Animal scientists, called zoologists, study animal habitats and populations as well as behaviour. They observe the implications of changing conditions. If climate conditions change, animals might face changes to their food, water, and other resources. For example, if plants and animals die during a drought, it will impact the lives of other animals that feed on them.

When the habitat changes, some animals migrate, some move, some adapt, some die, some thrive, and some change their behaviour. For example, animals may look for different food and prey that they would not usually eat if their usual prey moves out of the region or if the vegetation changes.

Climate and environmental scientists study the implications of climate change. They agree that the Earth’s surface temperature has increased more the 1C (one degree Celsius) over the last 100 years.

How do scientists know that the world is getting warmer?

Climate scientists, called climatologists, use many indicators to understand changing conditions. Indicators are like signs that indicate possible change – positive change, negative change, or no change. Climatologists observe the atmosphere on land and oceans.

Climatologists use ten main indicators (signs) to determine whether the world is getting warmer. They measure the signs at regular intervals, over many years, to determine whether temperatures and conditions are changing. 

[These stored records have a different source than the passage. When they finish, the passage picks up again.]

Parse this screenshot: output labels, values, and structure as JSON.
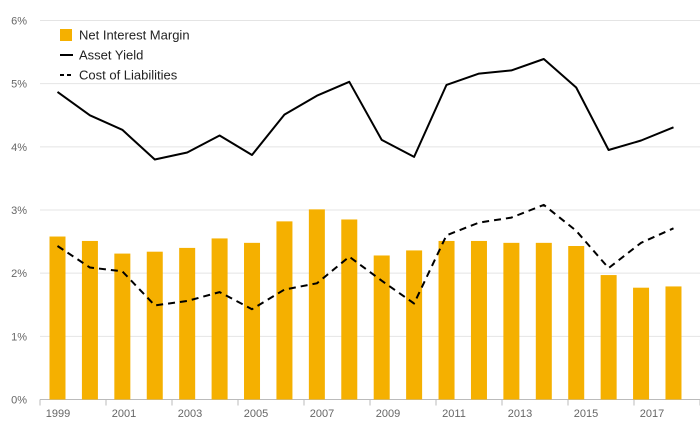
{
  "chart_data": {
    "type": "bar",
    "x": [
      1999,
      2000,
      2001,
      2002,
      2003,
      2004,
      2005,
      2006,
      2007,
      2008,
      2009,
      2010,
      2011,
      2012,
      2013,
      2014,
      2015,
      2016,
      2017,
      2018
    ],
    "x_tick_labels": [
      "1999",
      "2001",
      "2003",
      "2005",
      "2007",
      "2009",
      "2011",
      "2013",
      "2015",
      "2017"
    ],
    "y_tick_labels": [
      "0%",
      "1%",
      "2%",
      "3%",
      "4%",
      "5%",
      "6%"
    ],
    "ylim": [
      0,
      6
    ],
    "grid": true,
    "legend_position": "top-left",
    "series": [
      {
        "name": "Net Interest Margin",
        "type": "bar",
        "color": "#f5b000",
        "values": [
          2.58,
          2.51,
          2.31,
          2.34,
          2.4,
          2.55,
          2.48,
          2.82,
          3.01,
          2.85,
          2.28,
          2.36,
          2.51,
          2.51,
          2.48,
          2.48,
          2.43,
          1.97,
          1.77,
          1.79
        ]
      },
      {
        "name": "Asset Yield",
        "type": "line",
        "color": "#000000",
        "style": "solid",
        "values": [
          4.87,
          4.5,
          4.27,
          3.8,
          3.91,
          4.18,
          3.87,
          4.51,
          4.81,
          5.03,
          4.11,
          3.84,
          4.98,
          5.16,
          5.21,
          5.39,
          4.94,
          3.95,
          4.1,
          4.31
        ]
      },
      {
        "name": "Cost of Liabilities",
        "type": "line",
        "color": "#000000",
        "style": "dashed",
        "values": [
          2.43,
          2.09,
          2.03,
          1.49,
          1.56,
          1.7,
          1.43,
          1.74,
          1.84,
          2.26,
          1.88,
          1.52,
          2.6,
          2.8,
          2.88,
          3.08,
          2.67,
          2.08,
          2.48,
          2.71
        ]
      }
    ]
  }
}
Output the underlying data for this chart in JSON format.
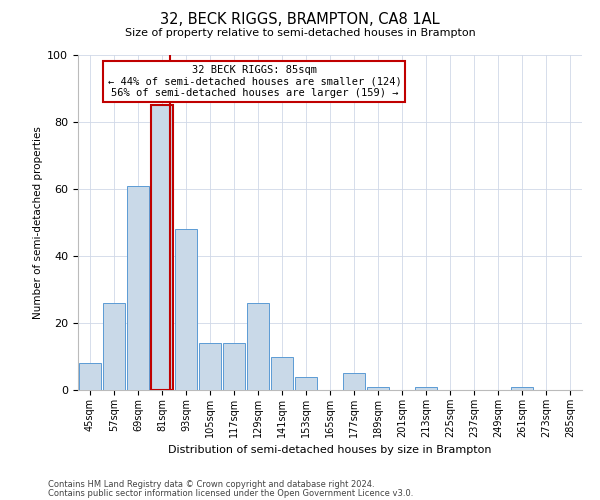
{
  "title1": "32, BECK RIGGS, BRAMPTON, CA8 1AL",
  "title2": "Size of property relative to semi-detached houses in Brampton",
  "xlabel": "Distribution of semi-detached houses by size in Brampton",
  "ylabel": "Number of semi-detached properties",
  "bins": [
    "45sqm",
    "57sqm",
    "69sqm",
    "81sqm",
    "93sqm",
    "105sqm",
    "117sqm",
    "129sqm",
    "141sqm",
    "153sqm",
    "165sqm",
    "177sqm",
    "189sqm",
    "201sqm",
    "213sqm",
    "225sqm",
    "237sqm",
    "249sqm",
    "261sqm",
    "273sqm",
    "285sqm"
  ],
  "values": [
    8,
    26,
    61,
    85,
    48,
    14,
    14,
    26,
    10,
    4,
    0,
    5,
    1,
    0,
    1,
    0,
    0,
    0,
    1,
    0,
    0
  ],
  "bar_color": "#c9d9e8",
  "bar_edge_color": "#5b9bd5",
  "highlight_bin_index": 3,
  "highlight_color": "#c00000",
  "annotation_text1": "32 BECK RIGGS: 85sqm",
  "annotation_text2": "← 44% of semi-detached houses are smaller (124)",
  "annotation_text3": "56% of semi-detached houses are larger (159) →",
  "annotation_box_color": "#ffffff",
  "annotation_box_edge": "#c00000",
  "ylim": [
    0,
    100
  ],
  "yticks": [
    0,
    20,
    40,
    60,
    80,
    100
  ],
  "footer1": "Contains HM Land Registry data © Crown copyright and database right 2024.",
  "footer2": "Contains public sector information licensed under the Open Government Licence v3.0.",
  "bg_color": "#ffffff",
  "grid_color": "#d0d8e8"
}
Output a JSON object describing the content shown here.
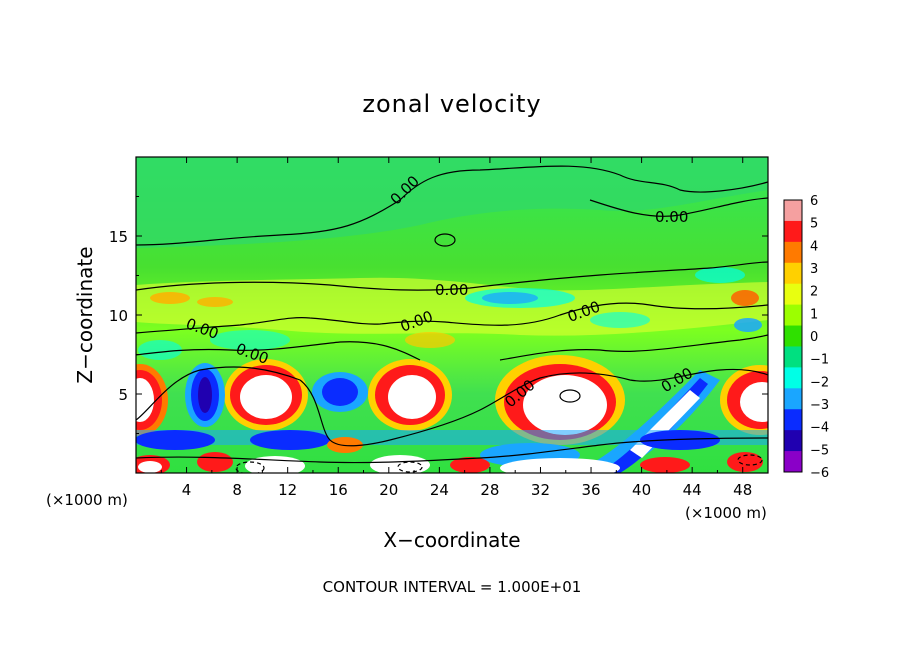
{
  "chart_data": {
    "type": "heatmap",
    "title": "zonal velocity",
    "xlabel": "X−coordinate",
    "ylabel": "Z−coordinate",
    "x_unit_left": "(×1000 m)",
    "x_unit_right": "(×1000 m)",
    "xlim": [
      0,
      50
    ],
    "ylim": [
      0,
      20
    ],
    "x_ticks": [
      4,
      8,
      12,
      16,
      20,
      24,
      28,
      32,
      36,
      40,
      44,
      48
    ],
    "y_ticks": [
      5,
      10,
      15
    ],
    "colorbar": {
      "ticks": [
        "6",
        "5",
        "4",
        "3",
        "2",
        "1",
        "0",
        "−1",
        "−2",
        "−3",
        "−4",
        "−5",
        "−6"
      ],
      "colors": [
        "#f5a0a0",
        "#ff1a1a",
        "#ff7a00",
        "#ffd000",
        "#e8ff10",
        "#9cff00",
        "#2fe000",
        "#00e080",
        "#00ffe6",
        "#1aa6ff",
        "#0a2cff",
        "#2000b0",
        "#8a00c8"
      ]
    },
    "contour_labels": [
      "0.00",
      "0.00",
      "0.00",
      "0.00",
      "0.00",
      "0.00",
      "0.00",
      "0.00",
      "0.00",
      "0.00"
    ],
    "footer": "CONTOUR INTERVAL = 1.000E+01"
  }
}
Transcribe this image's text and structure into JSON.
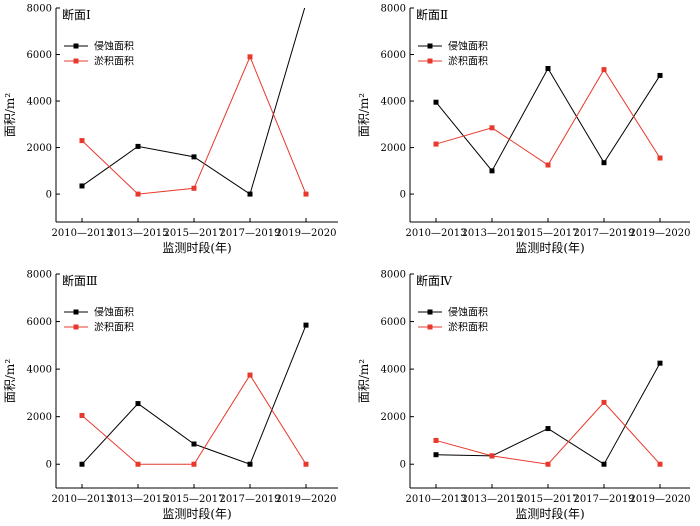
{
  "chart_data": [
    {
      "type": "line",
      "title": "断面Ⅰ",
      "xlabel": "监测时段(年)",
      "ylabel": "面积/m²",
      "categories": [
        "2010—2013",
        "2013—2015",
        "2015—2017",
        "2017—2019",
        "2019—2020"
      ],
      "ylim": [
        -1200,
        8000
      ],
      "yticks": [
        0,
        2000,
        4000,
        6000,
        8000
      ],
      "legend": "top-left",
      "series": [
        {
          "name": "侵蚀面积",
          "color": "#000000",
          "values": [
            350,
            2050,
            1600,
            0,
            8200
          ]
        },
        {
          "name": "淤积面积",
          "color": "#e8382c",
          "values": [
            2300,
            0,
            250,
            5900,
            0
          ]
        }
      ]
    },
    {
      "type": "line",
      "title": "断面Ⅱ",
      "xlabel": "监测时段(年)",
      "ylabel": "面积/m²",
      "categories": [
        "2010—2013",
        "2013—2015",
        "2015—2017",
        "2017—2019",
        "2019—2020"
      ],
      "ylim": [
        -1200,
        8000
      ],
      "yticks": [
        0,
        2000,
        4000,
        6000,
        8000
      ],
      "legend": "top-left",
      "series": [
        {
          "name": "侵蚀面积",
          "color": "#000000",
          "values": [
            3950,
            1000,
            5400,
            1350,
            5100
          ]
        },
        {
          "name": "淤积面积",
          "color": "#e8382c",
          "values": [
            2150,
            2850,
            1250,
            5350,
            1550
          ]
        }
      ]
    },
    {
      "type": "line",
      "title": "断面Ⅲ",
      "xlabel": "监测时段(年)",
      "ylabel": "面积/m²",
      "categories": [
        "2010—2013",
        "2013—2015",
        "2015—2017",
        "2017—2019",
        "2019—2020"
      ],
      "ylim": [
        -1000,
        8000
      ],
      "yticks": [
        0,
        2000,
        4000,
        6000,
        8000
      ],
      "legend": "top-left",
      "series": [
        {
          "name": "侵蚀面积",
          "color": "#000000",
          "values": [
            0,
            2550,
            850,
            0,
            5850
          ]
        },
        {
          "name": "淤积面积",
          "color": "#e8382c",
          "values": [
            2050,
            0,
            0,
            3750,
            0
          ]
        }
      ]
    },
    {
      "type": "line",
      "title": "断面Ⅳ",
      "xlabel": "监测时段(年)",
      "ylabel": "面积/m²",
      "categories": [
        "2010—2013",
        "2013—2015",
        "2015—2017",
        "2017—2019",
        "2019—2020"
      ],
      "ylim": [
        -1000,
        8000
      ],
      "yticks": [
        0,
        2000,
        4000,
        6000,
        8000
      ],
      "legend": "top-left",
      "series": [
        {
          "name": "侵蚀面积",
          "color": "#000000",
          "values": [
            400,
            350,
            1500,
            0,
            4250
          ]
        },
        {
          "name": "淤积面积",
          "color": "#e8382c",
          "values": [
            1000,
            350,
            0,
            2600,
            0
          ]
        }
      ]
    }
  ]
}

The ten main signs that the world is getting warmer are:

  1. Increasing air temperature near the Earth’s surface (troposphere)
  2. Increasing temperature over land 
  3. Increasing temperature over the ocean
  4. Increasing sea surface temperature 
  5. Increasing ocean heat content (in the ocean)
  6. Increasing humidity (the amount of moisture in the air)
  7. Increasing sea levels
  8. Decreasing glaciers
  9. Decreasing snow cover
  10. Decreasing sea ice.

Increasing temperatures affect weather through many ways: by warming ocean temperatures, increasing ocean acidification, melting ice at polar regions, rising sea levels, and increasing intense weather events (such as hurricanes, floods, wild fires etc.)

When zoologists study animals, they also observe the weather and get information from climatologists.